I am no social media geek but I am willing to admit that I do enjoy my casual ramblings around Facebook. It's good to see what my friends are doing and if I'm honest the photographs can prove useful too: they help me recognise them on the occasions we are able to meet up!

And just every now and again I stumble across a comment that really leaps out at me. I came across one such aside the other day when an old friend wrote: "God's work done in God's way and in God's time will never fail to reap God's reward."

I guess I was particularly drawn to the latter half of his sentence because just prior to that I had just been thinking about the way the Lord is currently demonstrating His faithfulness to us here in Wales.

Wales was once known as the land of revival. Indeed the last national revival within the United Kingdom was the Welsh revival of 1904-5. Given this heritage, and the fact that Wales had in any event regularly experienced revival during the 18th and 19th centuries one might suppose that, despite general 20th century decline, Wales would be faring better than most. But nothing could be further from the truth. The latest census figures are far from encouraging. In fact the well-known atheist Richard Dawkins has congratulated the people of Wales for being "ahead of the rest of the UK" in showing a decline in religious belief.

But it's not all doom and gloom because once again the Lord is ensuring that "what goes round comes round". In fact the Christian scene in Wales is benefiting from the gratitude of believers in Asia to the extent that the churches in Wales will be benefiting from their generosity for decades to come.

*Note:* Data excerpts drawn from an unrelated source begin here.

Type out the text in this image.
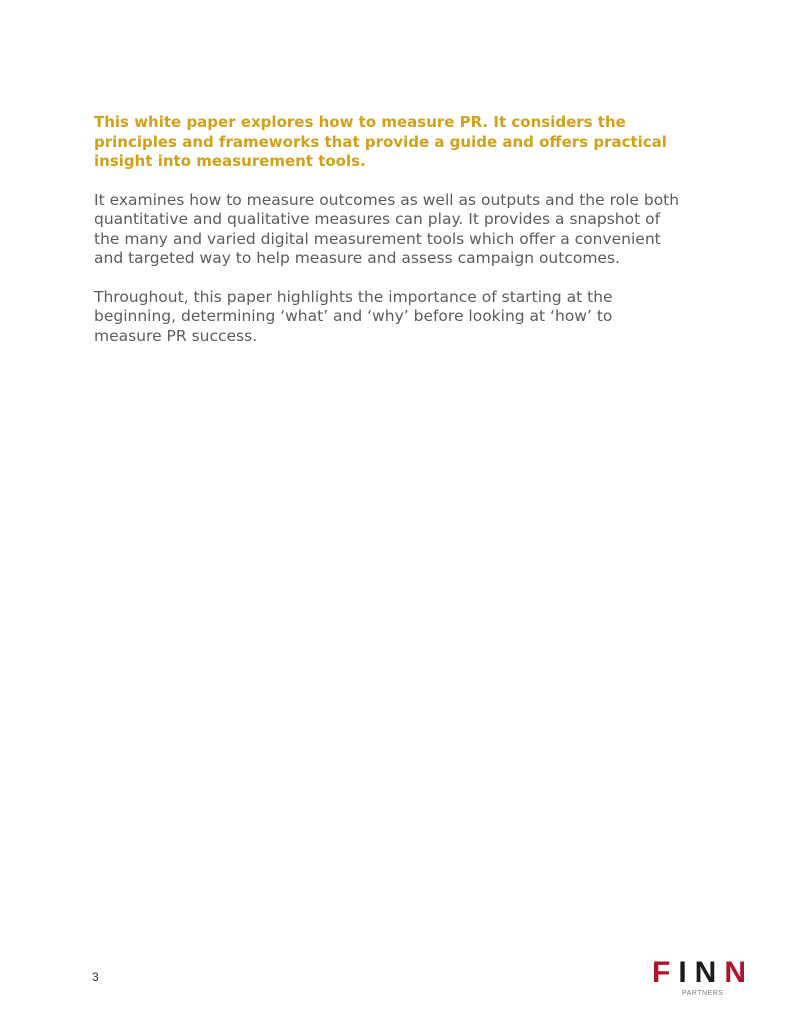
This white paper explores how to measure PR. It considers the principles and frameworks that provide a guide and offers practical insight into measurement tools.

It examines how to measure outcomes as well as outputs and the role both quantitative and qualitative measures can play. It provides a snapshot of the many and varied digital measurement tools which offer a convenient and targeted way to help measure and assess campaign outcomes.

Throughout, this paper highlights the importance of starting at the beginning, determining ‘what’ and ‘why’ before looking at ‘how’ to measure PR success.

3	FINN
PARTNERS
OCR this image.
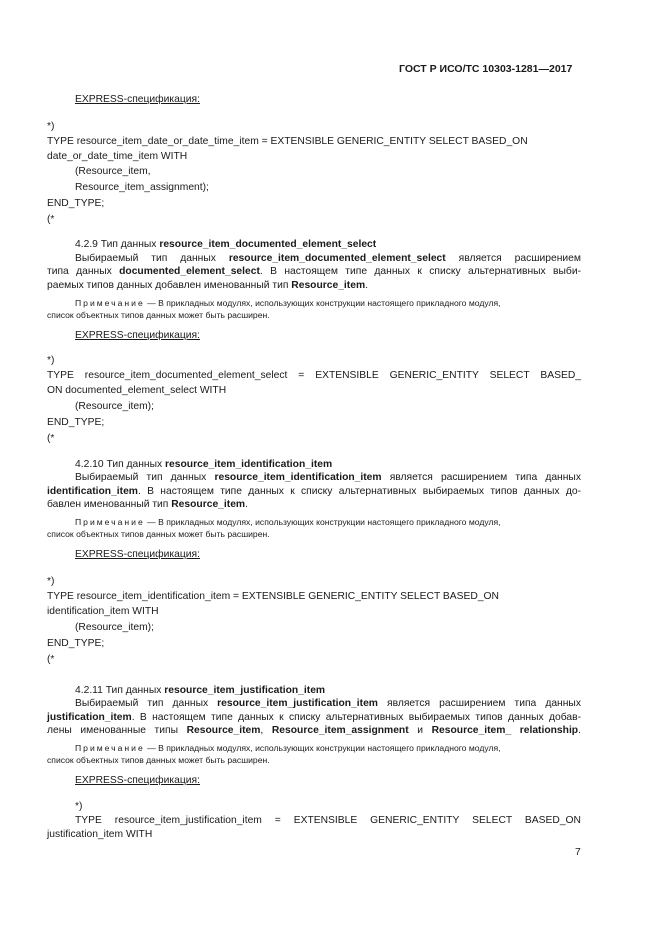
ГОСТ Р ИСО/ТС 10303-1281—2017
EXPRESS-спецификация:
*)
TYPE resource_item_date_or_date_time_item = EXTENSIBLE GENERIC_ENTITY SELECT BASED_ON
date_or_date_time_item WITH
(Resource_item,
Resource_item_assignment);
END_TYPE;
(*
4.2.9 Тип данных resource_item_documented_element_select
Выбираемый тип данных resource_item_documented_element_select является расширением
типа данных documented_element_select. В настоящем типе данных к списку альтернативных выби-
раемых типов данных добавлен именованный тип Resource_item.
Примечание — В прикладных модулях, использующих конструкции настоящего прикладного модуля,
список объектных типов данных может быть расширен.
EXPRESS-спецификация:
*)
TYPE resource_item_documented_element_select = EXTENSIBLE GENERIC_ENTITY SELECT BASED_
ON documented_element_select WITH
(Resource_item);
END_TYPE;
(*
4.2.10 Тип данных resource_item_identification_item
Выбираемый тип данных resource_item_identification_item является расширением типа данных
identification_item. В настоящем типе данных к списку альтернативных выбираемых типов данных до-
бавлен именованный тип Resource_item.
Примечание — В прикладных модулях, использующих конструкции настоящего прикладного модуля,
список объектных типов данных может быть расширен.
EXPRESS-спецификация:
*)
TYPE resource_item_identification_item = EXTENSIBLE GENERIC_ENTITY SELECT BASED_ON
identification_item WITH
(Resource_item);
END_TYPE;
(*
4.2.11 Тип данных resource_item_justification_item
Выбираемый тип данных resource_item_justification_item является расширением типа данных
justification_item. В настоящем типе данных к списку альтернативных выбираемых типов данных добав-
лены именованные типы Resource_item, Resource_item_assignment и Resource_item_ relationship.
Примечание — В прикладных модулях, использующих конструкции настоящего прикладного модуля,
список объектных типов данных может быть расширен.
EXPRESS-спецификация:
*)
TYPE resource_item_justification_item = EXTENSIBLE GENERIC_ENTITY SELECT BASED_ON
justification_item WITH
7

And history holds the key to it all. In 2012, the 60,000 strong SaRang Community Church in Seoul, South Korea forged a partnership with the Wales Evangelical School of Theology (WEST) in Bridgend. Until last year, SaRang had missionary bases all over the world, except in Europe. WEST is now its gateway and operations base for outreach into this continent. This investment will result in substantial scholarships to students and also a fund to develop church planting in the valleys of South Wales. This initiative, called Valleys Commandos, will create new expressions for the gospel in some of the most socially and spiritually deprived areas in Europe.

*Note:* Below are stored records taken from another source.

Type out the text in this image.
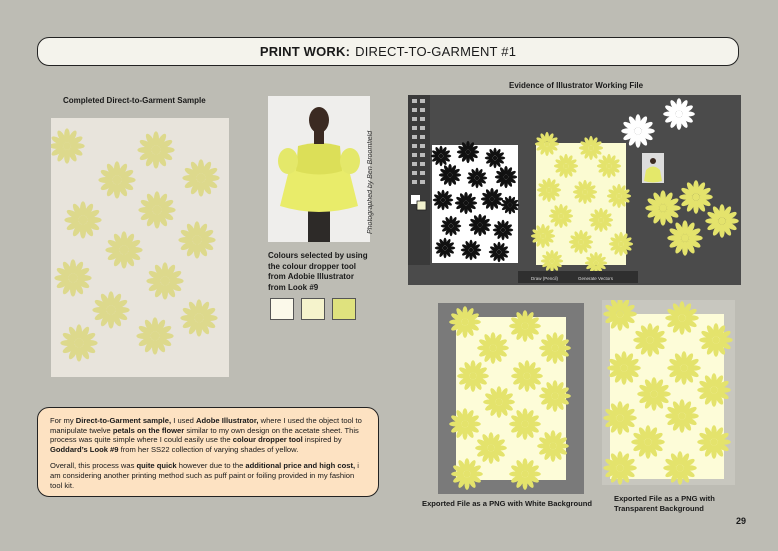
PRINT WORK: DIRECT-TO-GARMENT #1
Completed Direct-to-Garment Sample
Photographed by Ben Broomfield
Colours selected by using
the colour dropper tool
from Adobie Illustrator
from Look #9
Evidence of Illustrator Working File
Draw (Pencil)	Generate Vectors

For my Direct-to-Garment sample, I used Adobe Illustrator, where I used the object tool to manipulate twelve petals on the flower similar to my own design on the acetate sheet. This process was quite simple where I could easily use the colour dropper tool inspired by Goddard’s Look #9 from her SS22 collection of varying shades of yellow.

Overall, this process was quite quick however due to the additional price and high cost, i am considering another printing method such as puff paint or foiling provided in my fashion tool kit.

Exported File as a PNG with White Background
Exported File as a PNG with
Transparent Background
29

The reason cited for this generous donation is rooted in the Korean conviction that they owe their Christian heritage to the courage and devotion of a young missionary from Monmouthshire named Robert Jermain Thomas. Decades later, in 1907, Korean Christians were profoundly influenced by the Welsh Revival of 1904/5 too.

Similarly, in yet another intriguing partnership the former Bible College of Wales has been purchased by Pastor Yanh Took Yoong, founder of the Cornerstone network of churches in South Asia. This Pentecostal leader believes the outpourings in Wales and then in Azusa Street are foundational to his spiritual journey.

During a visit to Wales in 2011 while visiting the site of the now redundant Bible college in Swansea he sensed God telling him to purchase it. The site has been bought for £3million and a further £2million will need to be spent on refurbishing the property which is expected to host a church plant, a training academy and a place of intercession.

Some time ago Professor Dawkins waxed lyrical on BBC Radio Wales telling his audience that the research commissioned by his foundation meant that the outlook for Christianity in the UK was "even more pessimistic" than the latest census data suggested. I have a feeling that he's the deluded one – as far as Wales is concerned at least.